In this article, I'll focus on integrating data from our vendor-managed warehouse management system. The specific data we want to bring into BigQuery is the stock log collection, which is very large. This collection tracks all stock movements: inbound shipments, outbound transfers, customer purchases on our platform, and other stock-related activities.
We need to fetch data directly from the vendor's MongoDB database because of several integration issues with our internal service. Making things worse, our CDC platform can't help us because it has technical debt and bugs for MongoDB connector, so MongoDB support isn't available right now.
Task
To make this happen, we need to complete two key steps:
- Work with the infrastructure team to set up MongoDB replica set in our environment.
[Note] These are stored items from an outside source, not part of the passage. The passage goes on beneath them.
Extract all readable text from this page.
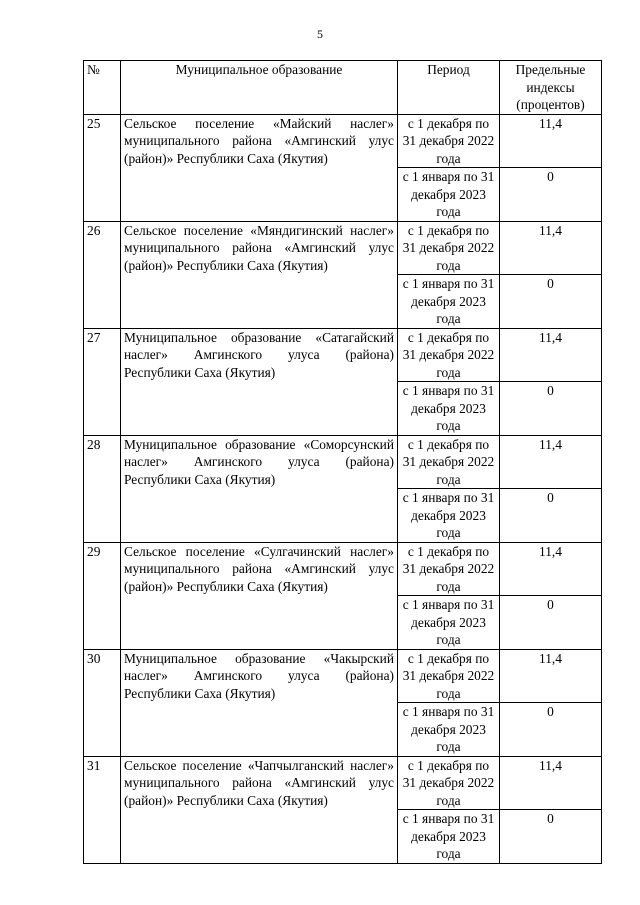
5
№	Муниципальное образование	Период	Предельные индексы (процентов)
25	Сельское поселение «Майский наслег» муниципального района «Амгинский улус (район)» Республики Саха (Якутия)	с 1 декабря по 31 декабря 2022 года	11,4
		с 1 января по 31 декабря 2023 года	0
26	Сельское поселение «Мяндигинский наслег» муниципального района «Амгинский улус (район)» Республики Саха (Якутия)	с 1 декабря по 31 декабря 2022 года	11,4
		с 1 января по 31 декабря 2023 года	0
27	Муниципальное образование «Сатагайский наслег» Амгинского улуса (района) Республики Саха (Якутия)	с 1 декабря по 31 декабря 2022 года	11,4
		с 1 января по 31 декабря 2023 года	0
28	Муниципальное образование «Соморсунский наслег» Амгинского улуса (района) Республики Саха (Якутия)	с 1 декабря по 31 декабря 2022 года	11,4
		с 1 января по 31 декабря 2023 года	0
29	Сельское поселение «Сулгачинский наслег» муниципального района «Амгинский улус (район)» Республики Саха (Якутия)	с 1 декабря по 31 декабря 2022 года	11,4
		с 1 января по 31 декабря 2023 года	0
30	Муниципальное образование «Чакырский наслег» Амгинского улуса (района) Республики Саха (Якутия)	с 1 декабря по 31 декабря 2022 года	11,4
		с 1 января по 31 декабря 2023 года	0
31	Сельское поселение «Чапчылганский наслег» муниципального района «Амгинский улус (район)» Республики Саха (Якутия)	с 1 декабря по 31 декабря 2022 года	11,4
		с 1 января по 31 декабря 2023 года	0
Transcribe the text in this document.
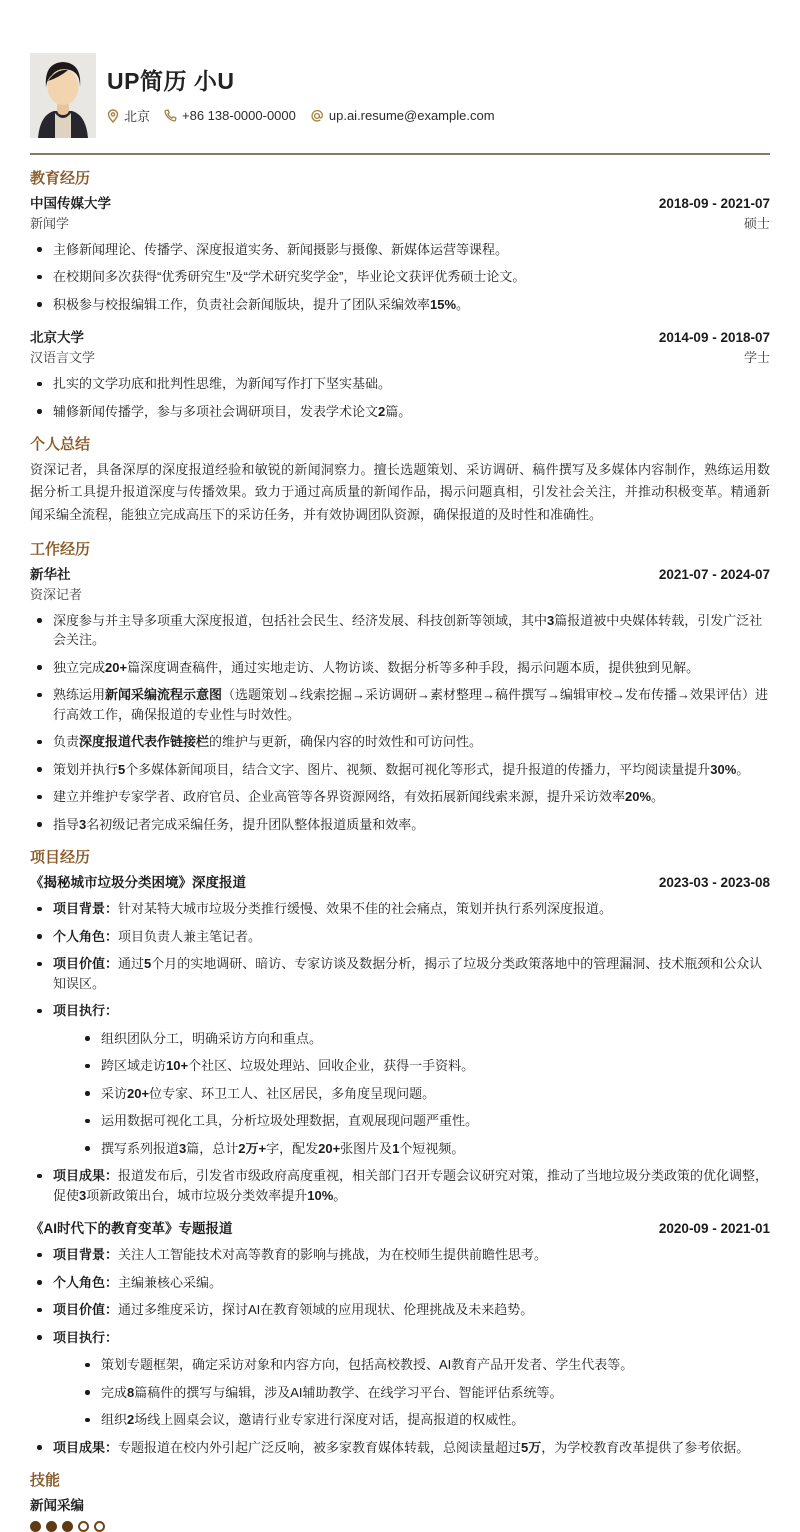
UP简历 小U
北京 +86 138-0000-0000	up.ai.resume@example.com
教育经历
中国传媒大学	2018-09 - 2021-07
新闻学	硕士
主修新闻理论、传播学、深度报道实务、新闻摄影与摄像、新媒体运营等课程。
在校期间多次获得“优秀研究生”及“学术研究奖学金”，毕业论文获评优秀硕士论文。
积极参与校报编辑工作，负责社会新闻版块，提升了团队采编效率15%。
北京大学	2014-09 - 2018-07
汉语言文学	学士
扎实的文学功底和批判性思维，为新闻写作打下坚实基础。
辅修新闻传播学，参与多项社会调研项目，发表学术论文2篇。
个人总结

资深记者，具备深厚的深度报道经验和敏锐的新闻洞察力。擅长选题策划、采访调研、稿件撰写及多媒体内容制作，熟练运用数据分析工具提升报道深度与传播效果。致力于通过高质量的新闻作品，揭示问题真相，引发社会关注，并推动积极变革。精通新闻采编全流程，能独立完成高压下的采访任务，并有效协调团队资源，确保报道的及时性和准确性。

工作经历
新华社	2021-07 - 2024-07
资深记者
深度参与并主导多项重大深度报道，包括社会民生、经济发展、科技创新等领域，其中3篇报道被中央媒体转载，引发广泛社会关注。
独立完成20+篇深度调查稿件，通过实地走访、人物访谈、数据分析等多种手段，揭示问题本质，提供独到见解。
熟练运用新闻采编流程示意图（选题策划→线索挖掘→采访调研→素材整理→稿件撰写→编辑审校→发布传播→效果评估）进行高效工作，确保报道的专业性与时效性。
负责深度报道代表作链接栏的维护与更新，确保内容的时效性和可访问性。
策划并执行5个多媒体新闻项目，结合文字、图片、视频、数据可视化等形式，提升报道的传播力，平均阅读量提升30%。
建立并维护专家学者、政府官员、企业高管等各界资源网络，有效拓展新闻线索来源，提升采访效率20%。
指导3名初级记者完成采编任务，提升团队整体报道质量和效率。
项目经历
《揭秘城市垃圾分类困境》深度报道	2023-03 - 2023-08
项目背景：针对某特大城市垃圾分类推行缓慢、效果不佳的社会痛点，策划并执行系列深度报道。
个人角色：项目负责人兼主笔记者。
项目价值：通过5个月的实地调研、暗访、专家访谈及数据分析，揭示了垃圾分类政策落地中的管理漏洞、技术瓶颈和公众认知误区。
项目执行：
组织团队分工，明确采访方向和重点。
跨区域走访10+个社区、垃圾处理站、回收企业，获得一手资料。
采访20+位专家、环卫工人、社区居民，多角度呈现问题。
运用数据可视化工具，分析垃圾处理数据，直观展现问题严重性。
撰写系列报道3篇，总计2万+字，配发20+张图片及1个短视频。
项目成果：报道发布后，引发省市级政府高度重视，相关部门召开专题会议研究对策，推动了当地垃圾分类政策的优化调整，促使3项新政策出台，城市垃圾分类效率提升10%。
《AI时代下的教育变革》专题报道	2020-09 - 2021-01
项目背景：关注人工智能技术对高等教育的影响与挑战，为在校师生提供前瞻性思考。
个人角色：主编兼核心采编。
项目价值：通过多维度采访，探讨AI在教育领域的应用现状、伦理挑战及未来趋势。
项目执行：
策划专题框架，确定采访对象和内容方向，包括高校教授、AI教育产品开发者、学生代表等。
完成8篇稿件的撰写与编辑，涉及AI辅助教学、在线学习平台、智能评估系统等。
组织2场线上圆桌会议，邀请行业专家进行深度对话，提高报道的权威性。
项目成果：专题报道在校内外引起广泛反响，被多家教育媒体转载，总阅读量超过5万，为学校教育改革提供了参考依据。
技能
新闻采编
- Find the right tool for processing the data, since we'll be ingesting a large collection.
Action
The Infrastructure team provisioned a MongoDB replica set in our environment. This setup ensures our data ingestion doesn't impact the warehouse management system's performance. Kudos to the Infra team for always helping us related to the data engineering tasks.
I built the data pipeline using Spark and Scala. I chose Spark because it can handle large amounts of data efficiently, which we need for this massive stock log collection. I then deployed the pipeline on a Dataproc cluster so it can run reliably in our cloud environment.
Result
The stock log data is now available in BigQuery and ready for analysis and monitoring. Our team can now compare inventory across all platforms to find mismatches between physical store counts and what the systems show.
The ingestion cost is also very low at $0.12 per day or $3.56 per month because the pipeline only runs once a day.